Unfortunately, it didn't work. So next try is to change the listener script in the following way:

        # listener.run(initscript, ['fetchmail', 'restart'], uid=0)
        listener.run('/usr/sbin/service', ['service', 'fetchmail', 'stop'], uid=0)
        time.sleep(5)
        listener.run('/usr/sbin/service', ['service', 'fetchmail', 'start'], uid=0)

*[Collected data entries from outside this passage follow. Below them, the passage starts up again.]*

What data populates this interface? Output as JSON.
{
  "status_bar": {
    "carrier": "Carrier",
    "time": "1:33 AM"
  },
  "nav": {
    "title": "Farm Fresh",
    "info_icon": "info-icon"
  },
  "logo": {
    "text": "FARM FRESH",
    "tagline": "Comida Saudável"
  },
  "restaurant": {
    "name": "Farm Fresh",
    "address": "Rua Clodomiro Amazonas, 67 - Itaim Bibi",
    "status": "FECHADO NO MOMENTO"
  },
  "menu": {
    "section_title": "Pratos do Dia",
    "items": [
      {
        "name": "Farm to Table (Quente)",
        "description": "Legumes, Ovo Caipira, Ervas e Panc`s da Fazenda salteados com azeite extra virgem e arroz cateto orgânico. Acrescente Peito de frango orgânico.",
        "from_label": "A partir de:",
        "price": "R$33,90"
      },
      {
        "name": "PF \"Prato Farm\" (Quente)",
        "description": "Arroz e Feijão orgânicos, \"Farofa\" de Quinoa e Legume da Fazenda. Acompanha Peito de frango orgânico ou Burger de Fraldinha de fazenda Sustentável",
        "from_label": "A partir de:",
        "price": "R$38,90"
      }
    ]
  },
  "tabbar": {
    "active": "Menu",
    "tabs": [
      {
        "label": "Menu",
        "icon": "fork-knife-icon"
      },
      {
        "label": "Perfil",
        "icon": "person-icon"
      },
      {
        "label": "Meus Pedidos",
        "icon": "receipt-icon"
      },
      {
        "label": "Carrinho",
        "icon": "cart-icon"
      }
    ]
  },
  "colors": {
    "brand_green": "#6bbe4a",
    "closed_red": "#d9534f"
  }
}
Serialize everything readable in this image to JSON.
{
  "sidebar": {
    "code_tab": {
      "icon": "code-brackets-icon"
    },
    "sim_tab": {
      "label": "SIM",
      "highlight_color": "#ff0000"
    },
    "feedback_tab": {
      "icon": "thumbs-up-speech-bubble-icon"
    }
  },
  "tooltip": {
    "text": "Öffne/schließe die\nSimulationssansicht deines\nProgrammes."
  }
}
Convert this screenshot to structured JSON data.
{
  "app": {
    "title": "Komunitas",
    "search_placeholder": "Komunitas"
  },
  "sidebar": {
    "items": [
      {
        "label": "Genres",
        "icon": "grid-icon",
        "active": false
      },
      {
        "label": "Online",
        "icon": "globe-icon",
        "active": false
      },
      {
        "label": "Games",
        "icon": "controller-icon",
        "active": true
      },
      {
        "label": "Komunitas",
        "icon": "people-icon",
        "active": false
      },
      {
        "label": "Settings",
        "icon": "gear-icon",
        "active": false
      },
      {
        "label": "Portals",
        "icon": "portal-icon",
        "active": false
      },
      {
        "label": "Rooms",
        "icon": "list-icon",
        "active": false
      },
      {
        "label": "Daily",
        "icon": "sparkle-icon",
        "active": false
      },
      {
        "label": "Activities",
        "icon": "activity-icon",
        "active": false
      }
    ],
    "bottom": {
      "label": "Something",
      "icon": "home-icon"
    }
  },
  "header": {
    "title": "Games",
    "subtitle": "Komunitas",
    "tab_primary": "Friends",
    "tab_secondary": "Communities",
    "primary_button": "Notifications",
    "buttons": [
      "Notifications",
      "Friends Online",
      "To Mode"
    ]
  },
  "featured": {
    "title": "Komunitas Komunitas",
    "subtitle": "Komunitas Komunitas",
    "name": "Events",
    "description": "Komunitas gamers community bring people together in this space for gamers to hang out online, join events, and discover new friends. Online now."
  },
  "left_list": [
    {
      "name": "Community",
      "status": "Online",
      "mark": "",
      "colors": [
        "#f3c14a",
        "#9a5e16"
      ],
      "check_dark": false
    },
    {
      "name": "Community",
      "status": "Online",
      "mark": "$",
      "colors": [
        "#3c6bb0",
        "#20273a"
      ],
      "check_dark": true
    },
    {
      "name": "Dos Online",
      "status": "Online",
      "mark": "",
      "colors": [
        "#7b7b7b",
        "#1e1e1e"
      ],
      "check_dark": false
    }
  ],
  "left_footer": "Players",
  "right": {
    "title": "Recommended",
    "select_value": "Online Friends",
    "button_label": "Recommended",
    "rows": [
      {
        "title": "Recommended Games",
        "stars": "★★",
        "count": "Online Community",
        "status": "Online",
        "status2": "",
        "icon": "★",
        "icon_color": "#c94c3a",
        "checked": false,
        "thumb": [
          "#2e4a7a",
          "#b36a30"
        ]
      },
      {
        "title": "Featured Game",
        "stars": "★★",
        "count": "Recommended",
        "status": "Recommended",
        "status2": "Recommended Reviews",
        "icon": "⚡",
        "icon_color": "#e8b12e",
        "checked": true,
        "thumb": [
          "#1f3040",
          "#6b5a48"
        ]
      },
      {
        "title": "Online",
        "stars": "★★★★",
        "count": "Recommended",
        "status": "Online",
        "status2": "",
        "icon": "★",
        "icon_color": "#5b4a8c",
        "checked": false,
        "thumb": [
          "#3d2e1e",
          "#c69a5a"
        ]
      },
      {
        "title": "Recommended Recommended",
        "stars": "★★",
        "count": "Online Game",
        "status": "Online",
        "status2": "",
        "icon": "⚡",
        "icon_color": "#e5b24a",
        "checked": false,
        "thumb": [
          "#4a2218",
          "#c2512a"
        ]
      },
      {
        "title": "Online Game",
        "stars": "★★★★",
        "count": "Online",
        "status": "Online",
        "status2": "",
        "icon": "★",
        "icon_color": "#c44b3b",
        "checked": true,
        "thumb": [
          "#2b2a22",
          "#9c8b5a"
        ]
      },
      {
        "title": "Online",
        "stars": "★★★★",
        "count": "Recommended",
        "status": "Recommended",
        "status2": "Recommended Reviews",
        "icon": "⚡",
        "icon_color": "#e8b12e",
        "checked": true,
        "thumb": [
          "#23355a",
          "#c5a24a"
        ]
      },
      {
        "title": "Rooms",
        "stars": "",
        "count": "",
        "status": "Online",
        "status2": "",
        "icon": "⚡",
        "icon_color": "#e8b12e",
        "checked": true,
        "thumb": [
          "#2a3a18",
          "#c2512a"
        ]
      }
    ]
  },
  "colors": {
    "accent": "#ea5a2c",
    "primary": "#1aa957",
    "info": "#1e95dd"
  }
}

Comment 10 Stefan Gohmann univentionstaff 2023-10-02 11:13:23 CEST
(In reply to Stefan Gohmann from comment #9)
> (In reply to Stefan Gohmann from comment #6)
> > Created attachment 11129 [details]
> > fetchmail.py.patch
> > 
> > Workaround:
> > 
> > patch -p0 -d /usr/lib/univention-directory-listener/system/
> > <fetchmail.py.patch 
> > service univention-directory-listener restart
> 
> Unfortunately, it didn't work. So next try is to change the listener script
> in the following way:
> 
>         # listener.run(initscript, ['fetchmail', 'restart'], uid=0)
>         listener.run('/usr/sbin/service', ['service', 'fetchmail', 'stop'],
> uid=0)
>         time.sleep(5)
>         listener.run('/usr/sbin/service', ['service', 'fetchmail', 'start'],
> uid=0)

The partner / customer gave feedback that it works now.